Rickey Collins Hoggard seeks to appeal the district court’s order denying his motion filed pursuant to 28 U.S.C. § 2255 (2000). We dismiss the appeal for lack of jurisdiction because the notice of appeal was not timely filed.

When the United States or its officer or agency is a party, the notice of appeal must be filed no more than sixty days after the entry of the district court’s final judgment or order, Fed. R.App. P. 4(a)(1)(B), unless the district court extends the appeal period under Fed. RApp. P. 4(a)(5), or reopens the appeal period under Fed. R. App. P. 4(a)(6). This appeal period is “mandatory and jurisdictional.” Browder v. Dir., Dep’t of Corr., 434 U.S. 257, 264, 98 S.Ct. 556, 54 L.Ed.2d 521 (1978) (quoting United States v. Robinson, 361 U.S. 220, 229, 80 S.Ct. 282, 4 L.Ed.2d 259 (I960)).

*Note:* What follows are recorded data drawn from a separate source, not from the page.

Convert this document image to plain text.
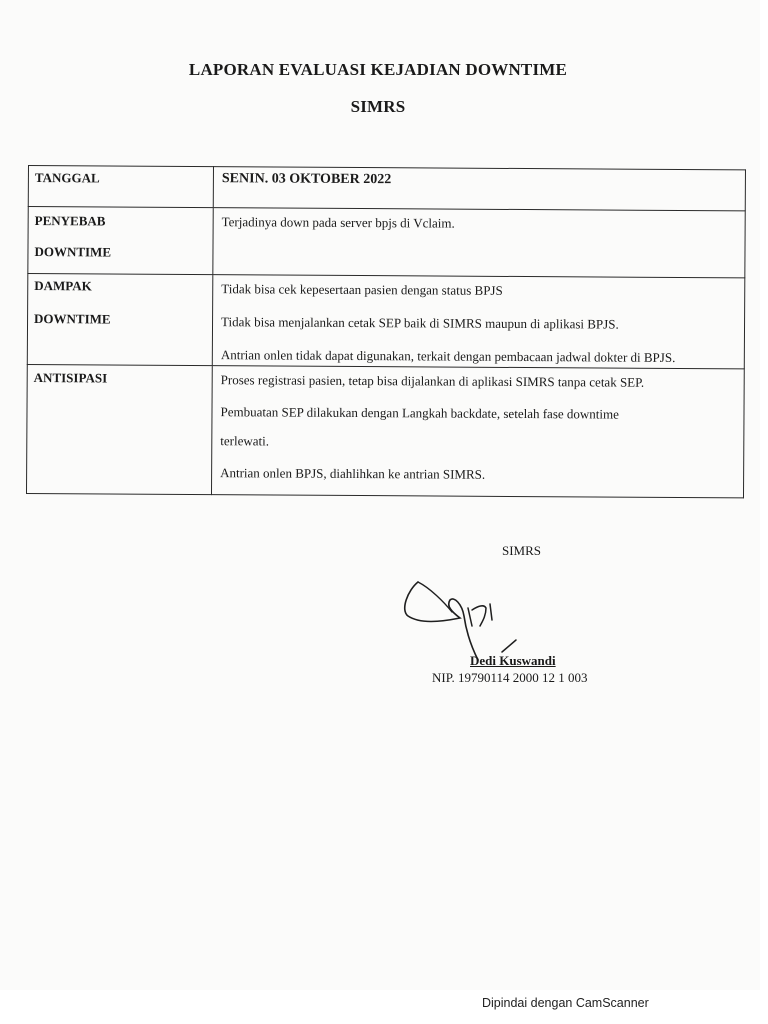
LAPORAN EVALUASI KEJADIAN DOWNTIME
SIMRS
TANGGAL	SENIN. 03 OKTOBER 2022

PENYEBAB
DOWNTIME	Terjadinya down pada server bpjs di Vclaim.

DAMPAK
DOWNTIME	Tidak bisa cek kepesertaan pasien dengan status BPJS
Tidak bisa menjalankan cetak SEP baik di SIMRS maupun di aplikasi BPJS.
Antrian onlen tidak dapat digunakan, terkait dengan pembacaan jadwal dokter di BPJS.

ANTISIPASI	Proses registrasi pasien, tetap bisa dijalankan di aplikasi SIMRS tanpa cetak SEP.
Pembuatan SEP dilakukan dengan Langkah backdate, setelah fase downtime
terlewati.
Antrian onlen BPJS, diahlihkan ke antrian SIMRS.
SIMRS
Dedi Kuswandi
NIP. 19790114 2000 12 1 003
Dipindai dengan CamScanner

The district court’s order denying Hoggard’s § 2255 motion was entered December 13, 2005, and the sixty-day appeal period expired on February 13, 2006. We initially remanded this case to the district court to determine whether Hoggard timely filed his notice of appeal. See United States v. Hoggard, 195 Fed.Appx. 137, (4th Cir.2006) (unpublished). On remand, the district court determined that the notice of appeal was filed on February 17, 2006, several days after the sixty-day appeal period expired. Hoggard does not challenge this factual finding. Because Hoggard failed to file a timely notice of appeal or to obtain an extension or reopening of the appeal period, we dismiss the appeal. We dispense with oral argument because the facts and legal contentions are adequately presented in the materials before the court and argument would not aid the decisional process.

DISMISSED. 
      
       Because the sixtieth day of the appeal period fell on Saturday, February 11, 2006, Hoggard had until Monday, February 13, to timely file his notice of appeal. See Fed. R.App. P. 26(a)(3).